We are coming into the Christmas Season, and of whom are we thinking?  Are we looking for kudos, or affirmation for the gifts we choose to give this year?  Are we driven by gaining favor for the choices we make, or are we thinking of the person to which we intend to give the gift?  Will ours be the most expensive, most extravagant and useless gift as long as it makes us look good? Christmas is to remind us that Jesus was born with the intent of giving the most precious gift, his life.  We didn’t even need to ask, but he knew exactly what we needed, and gave it willingly. So in your holiday shopping this year, examine yourself and ask: why am I giving this gift?  Is it going to make me look good, or is good for the person to which I intend to give it.  They may not even know they need it, but search your memory and your heart, what gift did you get that, meant the most, or made you a better person, having received it? Shop with your heart not your gold master card! Sometimes the best gifts you can give are of your time, and family building gifts, not gifts that will encourage alone time, breaking down more of the family interaction, and family bonding time. Look in the mirror, before you make you Christmas wish list. What is important to you? What will make you a better, lovelier person inside and out? What will make the people in your life better?
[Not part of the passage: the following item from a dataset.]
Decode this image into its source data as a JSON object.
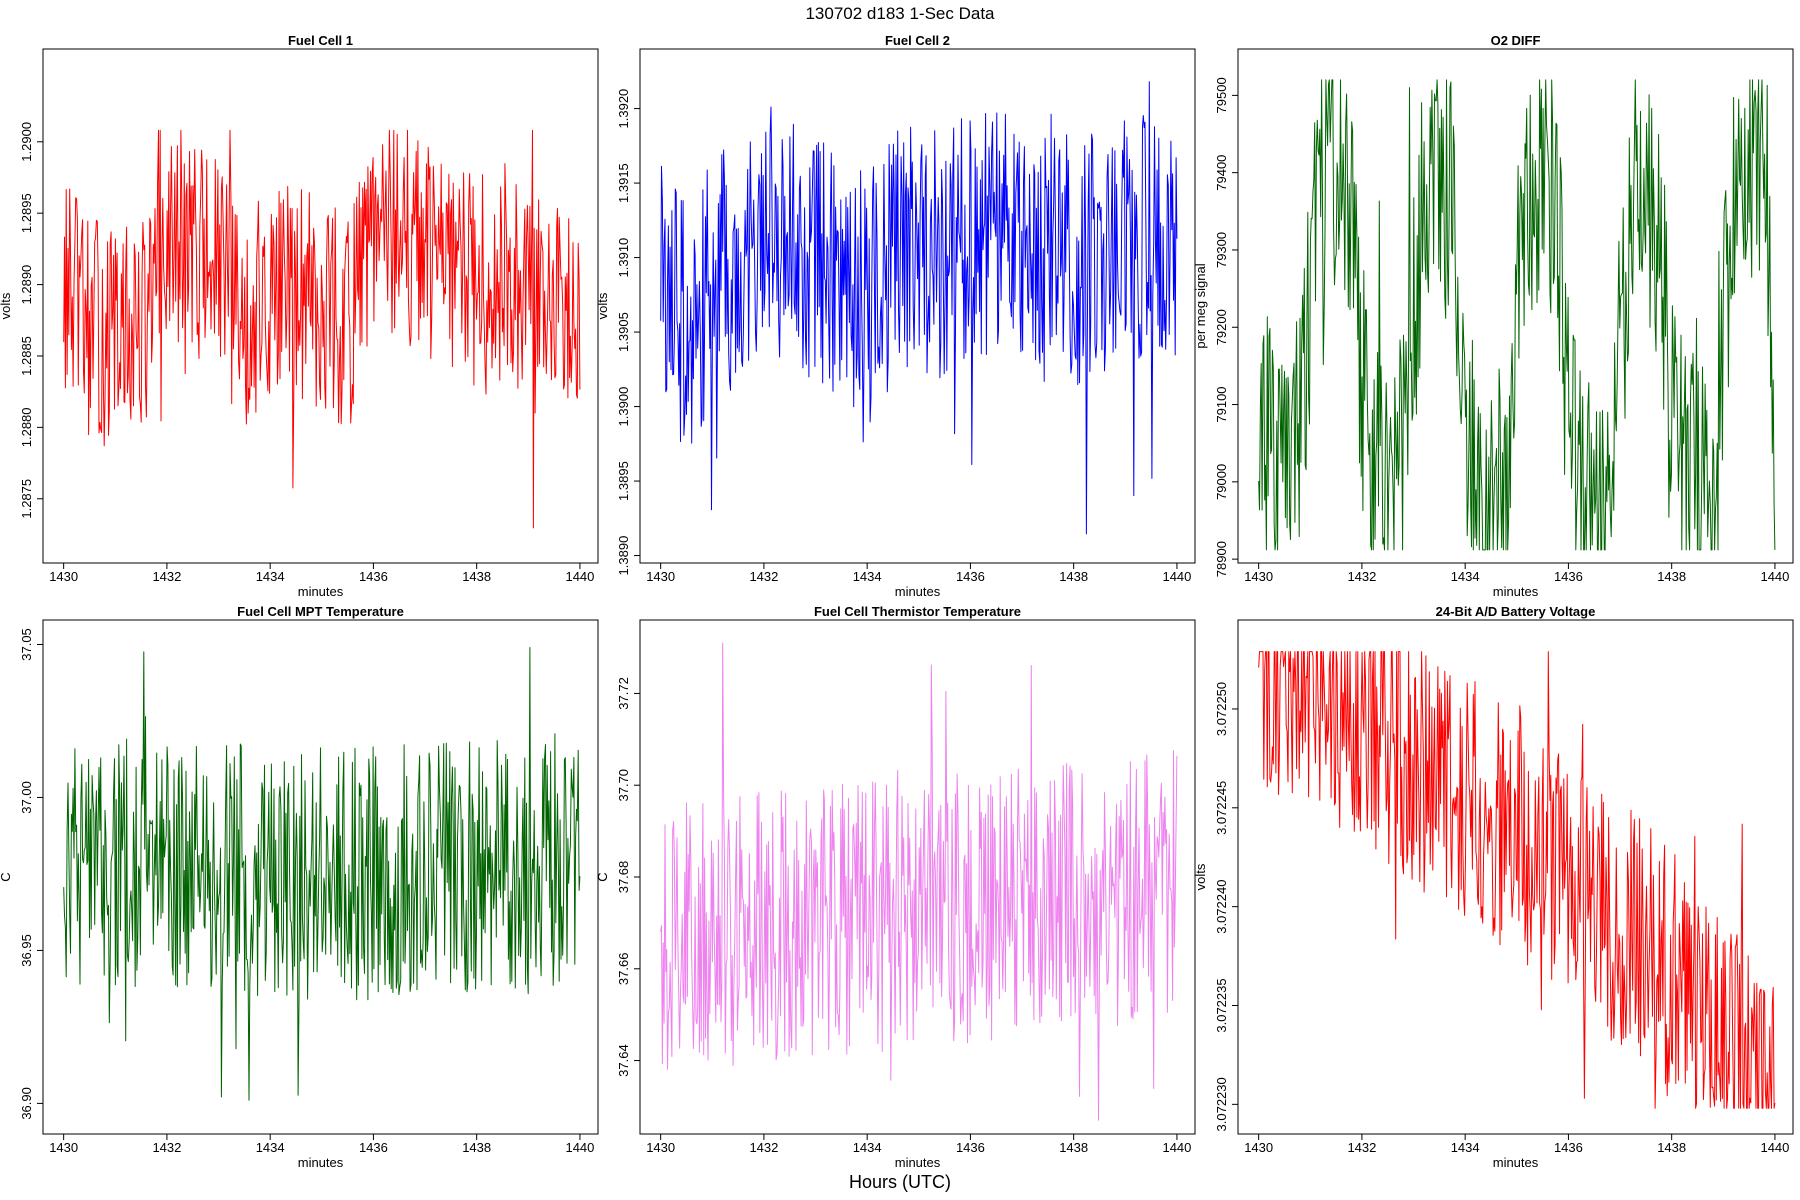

As parents it is important to keep Christmas from becoming too commercial in our children’s lives.  Ask them why they want the gifts for which they ask. Teach them to be givers, help them be beautiful on the inside and outside. Read the Christmas story right out of the Bible, making it a family tradition, and putting Christmas back into perspective.

We as writers rely on Santa to fulfill many Christmas wishes.  But Santa is the spirit of giving and not receiving, so let’s try to convey that side of the holidays, and not the give me side.

“How many are my iniquities and sins? Make known to me my transgressions  and my sin.

Job 13:23

Stand in awe, and sin not: commune with your own heart upon your bed, and be still. Selah.

Psalms 4:4

I call to remembrance my song in the night; I will commune with my own heart, And my spirit made a diligent search. 

Psalms 77:6

I thought on my ways And turned my feet unto Your testimonies.

Psalms 119:59

‘Surely after that I turned back, I repented; And after I was instructed, I smote upon my thigh; I was ashamed, yea, even confounded, Because I did bear the reproach of my youth.’

Jeremiah 31:19

Let us search and try our ways, And let us turn again to the LORD.